Jerry Durso: Michelle?
Dr. Michelle Berrey: Yes. It’s a great question. As we were designing this study, we worked with many of the centers across the U.S., U.K. and France really experts in this area. And what we have found is that it’s really critical for outcomes for these patients to commit to being an outpatient program immediately after their release from the hospital. So the trial is focused on hospitalized patients, of course, but then they would continue for their follow-up in this outpatient program. We do find that patients in general don’t consume alcohol within the first couple of months after release from the hospital, it’s I think special period in that recovery, certainly after that, we do see recidivism, but we are working, again, closely with these centers who have expertise in treating these patients and in maximizing the — their retention in the trial and making sure that these have lost to follow up patients because of recidivism early.
Operator: Thank you. Our next question comes from the line of Salveen Richter with Goldman Sachs. Your line is now open.
Unidentified Analyst: This is for Salveen. You referred to this briefly in the past. So how are you thinking about the product market fit for OCA given the data demonstrating greater efficacy in three patients compared to F2 patients in NASH as well as given the data from emerging treatments like the ones from .

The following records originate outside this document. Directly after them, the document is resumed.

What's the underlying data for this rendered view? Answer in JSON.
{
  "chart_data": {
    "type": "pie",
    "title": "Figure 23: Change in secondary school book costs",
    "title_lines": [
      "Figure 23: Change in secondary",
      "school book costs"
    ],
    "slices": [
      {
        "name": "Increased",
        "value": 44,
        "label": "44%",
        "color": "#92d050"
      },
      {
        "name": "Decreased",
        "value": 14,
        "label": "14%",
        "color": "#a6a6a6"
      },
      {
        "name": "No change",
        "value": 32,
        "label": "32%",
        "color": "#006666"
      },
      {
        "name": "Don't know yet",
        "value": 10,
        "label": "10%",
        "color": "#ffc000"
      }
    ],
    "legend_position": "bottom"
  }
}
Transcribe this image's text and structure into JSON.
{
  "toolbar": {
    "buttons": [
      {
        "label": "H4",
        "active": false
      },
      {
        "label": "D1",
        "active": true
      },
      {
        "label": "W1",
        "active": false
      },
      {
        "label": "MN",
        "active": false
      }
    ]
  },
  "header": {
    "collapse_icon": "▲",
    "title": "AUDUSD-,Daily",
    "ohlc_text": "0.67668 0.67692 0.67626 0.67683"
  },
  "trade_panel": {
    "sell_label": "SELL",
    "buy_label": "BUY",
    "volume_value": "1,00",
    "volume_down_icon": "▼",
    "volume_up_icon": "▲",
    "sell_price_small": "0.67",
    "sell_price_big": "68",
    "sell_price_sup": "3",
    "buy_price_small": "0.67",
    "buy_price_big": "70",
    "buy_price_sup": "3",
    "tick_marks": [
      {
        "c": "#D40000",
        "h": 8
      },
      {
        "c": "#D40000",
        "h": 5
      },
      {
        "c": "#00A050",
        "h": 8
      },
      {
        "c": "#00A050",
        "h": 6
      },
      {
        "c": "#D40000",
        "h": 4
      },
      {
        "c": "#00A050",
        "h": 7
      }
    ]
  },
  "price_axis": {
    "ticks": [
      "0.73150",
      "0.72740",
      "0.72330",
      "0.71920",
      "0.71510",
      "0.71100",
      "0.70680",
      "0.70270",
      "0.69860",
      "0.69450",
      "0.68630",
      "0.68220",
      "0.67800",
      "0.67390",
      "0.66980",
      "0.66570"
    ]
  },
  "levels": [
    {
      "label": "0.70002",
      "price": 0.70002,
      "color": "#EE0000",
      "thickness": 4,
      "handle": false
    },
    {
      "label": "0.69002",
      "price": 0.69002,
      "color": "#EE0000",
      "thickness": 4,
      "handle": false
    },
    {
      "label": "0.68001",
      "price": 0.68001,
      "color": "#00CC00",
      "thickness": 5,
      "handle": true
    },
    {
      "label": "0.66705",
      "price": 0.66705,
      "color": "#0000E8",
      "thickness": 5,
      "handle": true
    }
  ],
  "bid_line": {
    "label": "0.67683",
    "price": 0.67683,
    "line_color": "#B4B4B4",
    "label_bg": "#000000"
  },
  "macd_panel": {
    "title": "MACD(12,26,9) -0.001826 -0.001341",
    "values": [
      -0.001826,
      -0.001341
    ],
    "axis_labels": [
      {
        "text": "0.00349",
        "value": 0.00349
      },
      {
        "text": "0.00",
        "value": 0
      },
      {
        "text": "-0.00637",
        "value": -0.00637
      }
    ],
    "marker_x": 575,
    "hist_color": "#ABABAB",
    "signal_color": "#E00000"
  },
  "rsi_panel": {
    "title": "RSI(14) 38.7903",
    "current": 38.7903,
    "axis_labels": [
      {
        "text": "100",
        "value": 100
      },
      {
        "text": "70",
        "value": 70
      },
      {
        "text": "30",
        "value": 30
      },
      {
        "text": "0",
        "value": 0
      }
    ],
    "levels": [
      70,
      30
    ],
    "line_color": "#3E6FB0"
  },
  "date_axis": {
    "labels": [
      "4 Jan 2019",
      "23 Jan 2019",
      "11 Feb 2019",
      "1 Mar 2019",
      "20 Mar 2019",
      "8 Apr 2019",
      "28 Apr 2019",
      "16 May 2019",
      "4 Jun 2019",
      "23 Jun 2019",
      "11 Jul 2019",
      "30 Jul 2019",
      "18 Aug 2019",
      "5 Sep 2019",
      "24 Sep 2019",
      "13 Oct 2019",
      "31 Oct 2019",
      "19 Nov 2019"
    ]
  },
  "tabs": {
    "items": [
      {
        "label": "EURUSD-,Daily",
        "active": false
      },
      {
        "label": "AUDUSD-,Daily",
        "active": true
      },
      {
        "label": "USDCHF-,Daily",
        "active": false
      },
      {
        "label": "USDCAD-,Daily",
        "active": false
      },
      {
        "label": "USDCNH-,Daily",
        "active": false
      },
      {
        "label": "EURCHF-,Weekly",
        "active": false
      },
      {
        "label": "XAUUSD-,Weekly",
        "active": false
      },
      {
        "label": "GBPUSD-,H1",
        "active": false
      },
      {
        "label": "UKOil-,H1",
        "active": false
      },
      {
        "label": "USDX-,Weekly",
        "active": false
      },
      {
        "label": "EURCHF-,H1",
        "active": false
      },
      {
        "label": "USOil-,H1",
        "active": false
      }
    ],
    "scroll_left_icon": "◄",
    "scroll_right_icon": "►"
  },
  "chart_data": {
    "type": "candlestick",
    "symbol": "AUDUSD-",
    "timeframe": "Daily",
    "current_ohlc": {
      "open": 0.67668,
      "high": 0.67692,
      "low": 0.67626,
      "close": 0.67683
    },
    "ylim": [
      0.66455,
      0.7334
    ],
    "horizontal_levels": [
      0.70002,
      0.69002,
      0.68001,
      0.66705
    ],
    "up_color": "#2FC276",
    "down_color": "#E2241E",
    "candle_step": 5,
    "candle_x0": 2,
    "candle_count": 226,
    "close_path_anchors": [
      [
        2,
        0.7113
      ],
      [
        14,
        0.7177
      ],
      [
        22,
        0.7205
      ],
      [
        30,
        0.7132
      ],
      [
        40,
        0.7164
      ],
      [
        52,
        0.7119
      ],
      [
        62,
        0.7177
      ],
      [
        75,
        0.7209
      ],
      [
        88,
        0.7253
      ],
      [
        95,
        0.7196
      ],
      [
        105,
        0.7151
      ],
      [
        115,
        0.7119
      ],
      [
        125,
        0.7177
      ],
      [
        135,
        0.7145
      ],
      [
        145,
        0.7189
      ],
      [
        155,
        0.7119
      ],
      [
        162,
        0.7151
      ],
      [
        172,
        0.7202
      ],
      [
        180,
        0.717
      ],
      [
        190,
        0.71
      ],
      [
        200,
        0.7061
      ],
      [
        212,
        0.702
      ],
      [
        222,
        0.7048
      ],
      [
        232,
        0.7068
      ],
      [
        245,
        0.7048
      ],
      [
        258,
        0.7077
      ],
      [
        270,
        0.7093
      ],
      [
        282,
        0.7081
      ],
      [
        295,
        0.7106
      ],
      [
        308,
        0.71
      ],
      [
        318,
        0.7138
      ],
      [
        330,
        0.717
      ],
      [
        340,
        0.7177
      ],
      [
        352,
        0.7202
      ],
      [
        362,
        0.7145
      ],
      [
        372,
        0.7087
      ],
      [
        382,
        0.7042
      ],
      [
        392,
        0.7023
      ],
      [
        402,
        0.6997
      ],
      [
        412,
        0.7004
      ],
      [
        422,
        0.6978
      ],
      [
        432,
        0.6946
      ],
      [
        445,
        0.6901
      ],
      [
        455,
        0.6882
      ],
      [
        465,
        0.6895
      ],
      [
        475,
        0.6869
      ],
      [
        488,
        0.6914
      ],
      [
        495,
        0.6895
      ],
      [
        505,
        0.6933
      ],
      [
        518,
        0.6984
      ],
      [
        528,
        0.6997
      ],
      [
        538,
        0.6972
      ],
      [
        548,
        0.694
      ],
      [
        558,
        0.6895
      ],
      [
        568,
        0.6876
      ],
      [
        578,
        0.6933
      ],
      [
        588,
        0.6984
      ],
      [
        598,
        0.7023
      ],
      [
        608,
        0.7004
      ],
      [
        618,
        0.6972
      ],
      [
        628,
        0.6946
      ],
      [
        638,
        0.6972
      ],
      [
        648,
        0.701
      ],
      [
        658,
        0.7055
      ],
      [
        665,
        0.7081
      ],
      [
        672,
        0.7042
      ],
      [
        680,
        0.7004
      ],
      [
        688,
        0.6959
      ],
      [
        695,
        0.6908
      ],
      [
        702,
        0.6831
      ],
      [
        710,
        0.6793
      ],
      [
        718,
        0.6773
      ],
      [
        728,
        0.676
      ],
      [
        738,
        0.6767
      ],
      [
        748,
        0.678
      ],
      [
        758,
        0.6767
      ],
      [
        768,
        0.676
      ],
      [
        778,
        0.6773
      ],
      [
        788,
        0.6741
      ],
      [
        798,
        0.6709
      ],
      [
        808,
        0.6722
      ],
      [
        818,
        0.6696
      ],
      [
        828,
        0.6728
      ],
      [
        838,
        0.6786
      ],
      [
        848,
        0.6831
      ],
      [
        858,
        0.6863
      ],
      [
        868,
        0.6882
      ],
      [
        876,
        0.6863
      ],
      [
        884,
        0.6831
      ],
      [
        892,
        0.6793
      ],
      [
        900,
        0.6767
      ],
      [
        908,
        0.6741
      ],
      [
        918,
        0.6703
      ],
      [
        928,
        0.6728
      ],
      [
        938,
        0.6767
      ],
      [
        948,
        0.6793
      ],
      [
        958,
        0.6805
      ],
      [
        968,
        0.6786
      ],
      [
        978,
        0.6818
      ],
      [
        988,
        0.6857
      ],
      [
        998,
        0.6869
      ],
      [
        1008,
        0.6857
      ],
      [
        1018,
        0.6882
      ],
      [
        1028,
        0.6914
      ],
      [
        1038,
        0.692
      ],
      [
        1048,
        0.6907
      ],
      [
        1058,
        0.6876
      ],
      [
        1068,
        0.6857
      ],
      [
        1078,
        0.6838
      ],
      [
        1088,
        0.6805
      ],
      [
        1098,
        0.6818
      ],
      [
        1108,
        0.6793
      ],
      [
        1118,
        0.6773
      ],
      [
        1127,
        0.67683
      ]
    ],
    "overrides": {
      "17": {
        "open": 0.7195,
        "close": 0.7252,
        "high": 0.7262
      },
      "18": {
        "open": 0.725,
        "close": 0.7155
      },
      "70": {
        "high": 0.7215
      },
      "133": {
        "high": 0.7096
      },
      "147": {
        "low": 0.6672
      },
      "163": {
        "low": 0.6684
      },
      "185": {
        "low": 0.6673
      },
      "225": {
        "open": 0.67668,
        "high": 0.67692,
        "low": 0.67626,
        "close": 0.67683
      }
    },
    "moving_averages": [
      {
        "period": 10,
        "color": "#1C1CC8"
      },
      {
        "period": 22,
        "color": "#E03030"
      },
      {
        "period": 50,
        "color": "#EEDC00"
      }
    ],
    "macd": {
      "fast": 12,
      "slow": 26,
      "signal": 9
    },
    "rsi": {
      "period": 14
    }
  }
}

Jerry Durso: Yes. So, I can start on this and just make sure I got the question correctly. I understand the question kind of positioning given our stronger efficacy in F3s in the context of other data being out there. I mean, I think, look, we continue to do all the deep work in market and continue to confirm the understanding that this incremental efficacy that we see in the advanced population is an important part of the overall value proposition. We also know that look there are different mechanisms of action at play here between OCA where you have clearly consistent antifibrotic effect and other drugs that might be working differently. So again, I think everything we learn in an updated context, including consideration of other potential profiles that are out there confirm that the unmet need is high overall.
The unmet need is most pronounced in these more advanced populations and that the well-known profile of OCA plays to that more advanced population. Of course, there is an asymmetry of information available. So we know a lot about OCA in the context of all the safety and efficacy we’ve put out. The profile of other emerging therapies, as you would expect, are there’s less information, particularly when we consider the longer-term experience that we now have with OCA. And importantly, when we think about the improved the benefit-risk profile of OCA that we believe we have from the first submission. One of the important dimensions is that longer-term safety experience where we believe we have the opportunity both in the regulatory dialogue and ultimately, hopefully, in market to talk about appropriate chronic therapy, the right guidance around what to measure and monitor over time.